0) https://hackaday.com/2026/06/06/a-raycast-fps-in-cobol/
It's quite interesting, and describes how the developer used COBOL to implement a raycasting algorithm and generate a stream of PPM images to to pipe into FFplay. There's zero evidence of this being written in Claude; there are multiple clips of the developer working in VSCode, where the Claude plugin doesn't even appear to be installed.
https://www.youtube.com/watch?v=qzpZQe7JT-o
If someone wants to have fun in COBOL, let them have fun in COBOL.
If it’s agentic fun, that’s cool. If it’s an interest in the language, that’s cool. It’s not like you have to have an ROI for a fun side project.
https://github.com/icitry/FPS.cob/blob/main/fps.cob
The stupid engineers could write the code like the grunts they are, and then the manager could read it and verify that it was correct without having to know how a program.
That wasn’t exactly how it was put. And there are obviously some assumptions in they are on how good a job a manager who doesn’t know how to code could ever do.

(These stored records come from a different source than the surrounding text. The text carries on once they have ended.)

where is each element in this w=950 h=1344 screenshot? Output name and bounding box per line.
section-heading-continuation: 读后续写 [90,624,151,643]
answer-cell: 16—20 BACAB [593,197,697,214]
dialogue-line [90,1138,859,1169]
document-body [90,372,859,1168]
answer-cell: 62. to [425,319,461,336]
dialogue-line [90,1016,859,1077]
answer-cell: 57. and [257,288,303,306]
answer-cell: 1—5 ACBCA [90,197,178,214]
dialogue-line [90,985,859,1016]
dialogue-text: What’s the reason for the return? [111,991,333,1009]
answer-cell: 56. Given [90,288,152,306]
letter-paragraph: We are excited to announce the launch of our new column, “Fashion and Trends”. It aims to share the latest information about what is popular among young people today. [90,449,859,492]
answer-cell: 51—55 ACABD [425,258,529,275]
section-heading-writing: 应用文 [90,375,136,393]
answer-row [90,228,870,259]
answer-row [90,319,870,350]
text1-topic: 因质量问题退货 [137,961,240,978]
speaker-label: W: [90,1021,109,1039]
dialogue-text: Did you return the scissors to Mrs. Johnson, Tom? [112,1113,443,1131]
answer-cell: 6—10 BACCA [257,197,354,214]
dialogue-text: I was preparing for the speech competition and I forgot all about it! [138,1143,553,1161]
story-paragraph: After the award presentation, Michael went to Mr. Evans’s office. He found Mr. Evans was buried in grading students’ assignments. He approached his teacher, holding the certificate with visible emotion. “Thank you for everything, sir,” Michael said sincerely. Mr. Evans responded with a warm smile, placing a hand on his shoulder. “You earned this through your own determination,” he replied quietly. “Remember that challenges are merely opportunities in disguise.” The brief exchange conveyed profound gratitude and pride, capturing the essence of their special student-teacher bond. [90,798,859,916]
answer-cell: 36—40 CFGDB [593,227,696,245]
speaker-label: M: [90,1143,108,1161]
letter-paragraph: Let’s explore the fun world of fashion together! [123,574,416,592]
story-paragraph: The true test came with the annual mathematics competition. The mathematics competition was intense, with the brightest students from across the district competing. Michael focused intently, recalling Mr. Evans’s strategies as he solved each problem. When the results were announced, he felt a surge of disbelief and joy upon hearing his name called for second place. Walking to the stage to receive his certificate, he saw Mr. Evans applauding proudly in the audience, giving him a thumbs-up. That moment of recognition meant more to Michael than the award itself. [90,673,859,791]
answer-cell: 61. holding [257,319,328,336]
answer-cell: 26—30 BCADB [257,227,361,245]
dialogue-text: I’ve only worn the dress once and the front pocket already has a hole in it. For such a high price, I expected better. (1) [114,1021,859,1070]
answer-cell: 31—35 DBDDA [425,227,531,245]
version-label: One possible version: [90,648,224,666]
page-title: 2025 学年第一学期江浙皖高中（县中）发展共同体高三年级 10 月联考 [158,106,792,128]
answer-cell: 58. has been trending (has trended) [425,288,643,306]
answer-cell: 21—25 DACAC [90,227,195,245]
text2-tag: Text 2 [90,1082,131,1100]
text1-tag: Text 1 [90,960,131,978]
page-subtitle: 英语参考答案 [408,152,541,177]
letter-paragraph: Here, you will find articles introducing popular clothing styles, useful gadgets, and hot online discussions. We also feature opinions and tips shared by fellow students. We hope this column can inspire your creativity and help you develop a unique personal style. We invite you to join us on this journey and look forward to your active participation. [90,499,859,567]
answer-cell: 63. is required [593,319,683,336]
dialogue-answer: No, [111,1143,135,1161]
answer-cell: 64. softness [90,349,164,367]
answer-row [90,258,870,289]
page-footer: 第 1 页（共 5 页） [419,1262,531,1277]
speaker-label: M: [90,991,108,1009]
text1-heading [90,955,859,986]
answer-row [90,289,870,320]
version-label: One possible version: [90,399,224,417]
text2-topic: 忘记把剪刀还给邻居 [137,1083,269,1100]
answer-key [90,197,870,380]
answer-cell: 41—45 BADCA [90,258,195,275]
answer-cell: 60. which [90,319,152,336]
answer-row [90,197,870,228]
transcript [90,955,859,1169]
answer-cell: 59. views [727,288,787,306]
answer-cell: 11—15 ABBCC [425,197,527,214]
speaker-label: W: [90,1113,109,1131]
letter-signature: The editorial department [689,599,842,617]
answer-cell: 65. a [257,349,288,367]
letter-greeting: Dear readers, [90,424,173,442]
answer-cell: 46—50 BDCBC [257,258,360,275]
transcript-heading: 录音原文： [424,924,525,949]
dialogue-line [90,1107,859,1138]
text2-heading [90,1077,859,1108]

Certainly an interesting idea though.
But tcl 7.x and before was a pure string-based language. Everything was essentially a eval(). People would hit syntax errors on production code.
Fun, painful times.
The flip side: the interpreter is super simple and fun to write.
There are under-the-hood optimisations to make it less insanely slow but that only affects performance.
Tcl is a cool hack (the interpret is simple to write) but it's insane to actually use it. I wish the EDA industry would realise that.
https://github.com/icitry/FPS.cob/blob/497867bb6827bcfc32d50...
One of the things I like about it is he had to create a little front end to display the game, mirroring actual COBOL practice. Until the 80s or so, COBOL didn't support meaningful terminal I/O in its own right; it was all batch. If you were a mainframe dev and wanted to do terminal interaction, you either had to write your own routines for that in mainframe assembly or use something like CICS, IBM's application server which provided its own terminal handling and transactional database routines accessible through a language extension which got swizzled into regular COBOL by a preprocessor. Creating a layer outside of COBOL to do the things COBOL was deficient in, and using COBOL's regular I/O to communicate with it, is peak mainframe-era engineering.
Other solutions to the same problem existed; there was one called InterComm, which lacked the preprocessor and required you to reserve a shared area of memory and write messages to InterComm directly into it. These days there's KICKS, an open source library API-compatible with CICS, aimed at the sort of person who faffs about with old software on Hercules.